Fazedores de trilhas

SÓ NA ESPREITA: Fazendo o reconhecimento de um trecho da Transcaucasian Trail, na Armênia

Por Charles Bethea

EM 2010, O NORTE-AMERICANO Paul Stephens estava trabalhando para a Usaid (Agência dos Estados Unidos para o Desenvolvimento Internacional) em Tbilisi, capital da Geórgia, na Europa Oriental. Ele havia viajado para lá anteriormente como voluntário do Peace Corps, uma agência federal criada pelo presidente Kennedy nos anos 1960 para espalhar os “ideais norte-americanos” por meio da prestação de serviços sociais por jovens do país, em vários cantos do planeta. Além de ajudar nas iniciativas educativas e contra a pobreza do Peace Corps, ele explorou a região da Cordilheira do Cáucaso a pé.

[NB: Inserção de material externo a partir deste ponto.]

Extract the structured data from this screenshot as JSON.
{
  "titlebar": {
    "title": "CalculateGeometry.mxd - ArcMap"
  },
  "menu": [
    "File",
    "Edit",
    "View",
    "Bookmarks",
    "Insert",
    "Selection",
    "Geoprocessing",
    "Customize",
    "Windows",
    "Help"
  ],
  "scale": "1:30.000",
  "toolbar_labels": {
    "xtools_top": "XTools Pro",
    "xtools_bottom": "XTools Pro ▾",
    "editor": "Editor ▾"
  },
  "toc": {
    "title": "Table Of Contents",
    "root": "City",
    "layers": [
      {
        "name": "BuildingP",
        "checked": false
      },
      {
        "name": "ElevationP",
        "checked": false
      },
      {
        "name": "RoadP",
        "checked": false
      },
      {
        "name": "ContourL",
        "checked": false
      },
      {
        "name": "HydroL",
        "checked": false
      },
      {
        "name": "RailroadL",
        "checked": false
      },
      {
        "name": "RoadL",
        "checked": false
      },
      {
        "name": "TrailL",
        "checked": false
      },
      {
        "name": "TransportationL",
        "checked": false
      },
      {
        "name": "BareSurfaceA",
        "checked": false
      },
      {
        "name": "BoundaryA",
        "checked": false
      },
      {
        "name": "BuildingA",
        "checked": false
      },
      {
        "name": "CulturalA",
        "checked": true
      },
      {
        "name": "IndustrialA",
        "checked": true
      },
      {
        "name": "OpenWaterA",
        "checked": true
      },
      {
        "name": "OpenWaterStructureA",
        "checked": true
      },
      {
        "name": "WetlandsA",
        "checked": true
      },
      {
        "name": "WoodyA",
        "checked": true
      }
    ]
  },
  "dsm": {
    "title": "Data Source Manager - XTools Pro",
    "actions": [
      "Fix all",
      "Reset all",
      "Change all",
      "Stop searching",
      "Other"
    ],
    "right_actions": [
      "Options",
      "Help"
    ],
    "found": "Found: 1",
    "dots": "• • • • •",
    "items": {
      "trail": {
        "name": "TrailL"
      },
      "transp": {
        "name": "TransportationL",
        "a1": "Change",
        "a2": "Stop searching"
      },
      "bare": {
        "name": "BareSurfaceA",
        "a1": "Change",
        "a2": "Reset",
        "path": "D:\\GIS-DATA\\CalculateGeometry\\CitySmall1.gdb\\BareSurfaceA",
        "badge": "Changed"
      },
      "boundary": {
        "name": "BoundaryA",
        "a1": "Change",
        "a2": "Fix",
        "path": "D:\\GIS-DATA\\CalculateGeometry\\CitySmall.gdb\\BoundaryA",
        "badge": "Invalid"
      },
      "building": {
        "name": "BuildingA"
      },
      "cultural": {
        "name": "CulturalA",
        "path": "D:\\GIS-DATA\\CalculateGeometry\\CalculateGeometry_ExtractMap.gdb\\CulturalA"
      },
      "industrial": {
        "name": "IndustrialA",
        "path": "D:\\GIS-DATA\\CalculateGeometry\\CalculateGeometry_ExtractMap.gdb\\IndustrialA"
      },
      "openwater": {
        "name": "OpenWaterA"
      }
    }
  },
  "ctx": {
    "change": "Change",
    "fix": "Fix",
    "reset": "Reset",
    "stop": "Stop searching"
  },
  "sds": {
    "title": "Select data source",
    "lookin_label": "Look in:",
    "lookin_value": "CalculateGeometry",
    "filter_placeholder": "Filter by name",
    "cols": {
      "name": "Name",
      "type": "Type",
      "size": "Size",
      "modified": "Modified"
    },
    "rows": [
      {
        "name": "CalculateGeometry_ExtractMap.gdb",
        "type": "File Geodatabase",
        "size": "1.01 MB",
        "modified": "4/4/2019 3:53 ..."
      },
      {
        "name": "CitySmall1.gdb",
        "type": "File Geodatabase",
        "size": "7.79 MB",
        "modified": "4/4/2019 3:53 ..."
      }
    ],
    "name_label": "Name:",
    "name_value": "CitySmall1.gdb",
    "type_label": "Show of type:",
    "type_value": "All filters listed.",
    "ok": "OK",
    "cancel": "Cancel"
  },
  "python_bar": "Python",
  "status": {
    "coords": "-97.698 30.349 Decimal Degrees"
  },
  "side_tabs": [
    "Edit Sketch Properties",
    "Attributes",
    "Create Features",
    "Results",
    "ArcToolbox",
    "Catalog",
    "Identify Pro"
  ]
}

“Há muitas montanhas de mais de 4.000 metros e florestas densas por lá”, diz Paul, que agora tem 35 anos. “Há vilarejos antigos, fortificações e igrejas nas encostas das montanhas.” Em um passeio com uma agência de turismo local, ele cruzou um grupo audacioso de montanhistas do Leste Europeu que tentava atravessar, a pé, a faixa de quase 1.300 km de florestas e montanhas do país.

“Fiquei intrigado”, diz Paul. “Então comecei a olhar o mapa.” Alguns anos antes, ele tinha caminhado por grande parte do trecho da Appalachian Trail, mítica trilha norte-americana que corta muitos estados do país.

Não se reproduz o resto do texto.